On vous a beaucoup reproché d’avoir fondé votre modèle économique sur l’exploitation massive des ressources. Comptez-vous en sortir ?
En réalité, notre modèle n’a jamais été extractiviste [basé sur l’extraction des matières premières] ! Ça, c’est un discours mensonger de la droite, qui disait que nous nous basions sur le gaz ou les minerais. Savez-vous que la production d’hydrocarbures ne représente que 6 % ou 7 % du PIB du pays ? Les minerais, c’est 5 % ou 6 %. Tandis que 18 % du PIB proviennent des produits manufacturés. Nous avons industrialisé le pays, et nous allons continuer à le faire. Nous allons par exemple vendre des batteries au lithium faites en Bolivie. Nous n’allons pas commettre l’erreur de juste exporter la matière première.
On a critiqué votre politique environnementale. Les incendies de 2019 ont notamment eu un grand impact sur l’opinion publique…

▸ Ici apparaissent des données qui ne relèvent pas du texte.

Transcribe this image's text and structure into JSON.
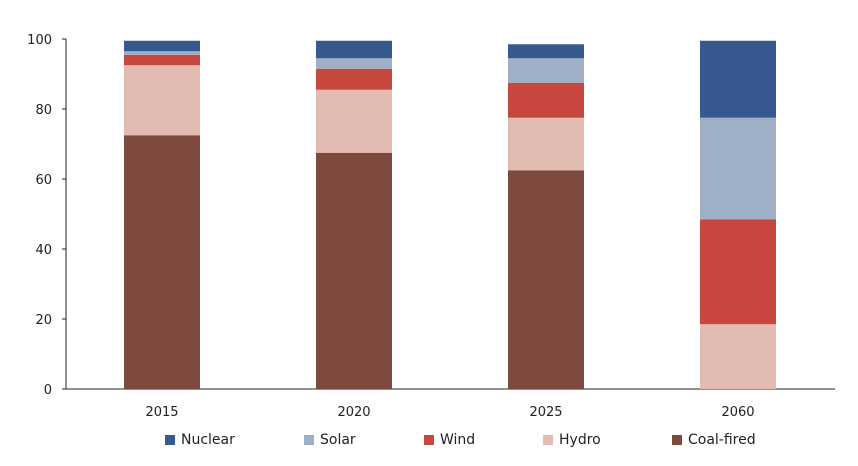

Cette année, les dommages causés par les incendies ont été bien pires qu’en 2019 [plus de 1 million d’hectares ont brûlé dans le sud-est du pays]. Mais l’an dernier, cette information était dans tous les médias, nous étions les méchants de l’histoire. L’an dernier, nous avons réagi et avons mobilisé beaucoup de moyens. Or, cette année, ce gouvernement n’a rien fait, les destructions ont été bien pires, et avez-vous vu que la presse nationale et internationale se soit mobilisée ? Quand le MAS est au gouvernement, tout le monde est écologiste. Quand c’est la droite, il n’y a plus personne.
Nous allons lancer une proposition d’économie circulaire, pour produire du diesel écologique renouvelable, des programmes pour éviter la déforestation. Nous avons des projets d’énergie éolienne, thermique, solaire, propre.
En mai, le gouvernement intérimaire a publié un décret autorisant la culture de nouvelles espèces d’OGM. Allez-vous l’annuler ?
Bien sûr. C’est un abus. Ce gouvernement a tout libéralisé et on autorise dorénavant tous les OGM, pour tous les produits, y compris le maïs, dont nous avons les semences originelles. Il faut faire des études sur la santé humaine et sur les conséquences sur la Terre mère. Je ne suis pas d’accord pour tout libéraliser de manière si arbitraire juste pour répondre aux intérêts de quelques-uns et au détriment de tous.
Quelle va être votre position en termes de politique extérieure, notamment sur le Venezuela ?
Notre politique a toujours été ouverte à tous. C’est ce gouvernement de droite qui a réduit les contacts, qui a rompu les relations avec le Venezuela, Cuba, s’est éloigné de la Russie, de la Chine. Et le peuple bolivien s’est vu privé de l’accès à la médecine russe, chinoise ou cubaine pour lutter contre le Covid-19. C’est une atteinte à la vie des Boliviens. Nous allons être ouverts à tous, et donc reprendre les relations avec le Venezuela, Cuba…
Et avec les Etats-Unis ?
S’ils le veulent, nous n’avons aucun problème. La seule exigence que nous avons, pour tout le monde, c’est qu’ils respectent notre souveraineté.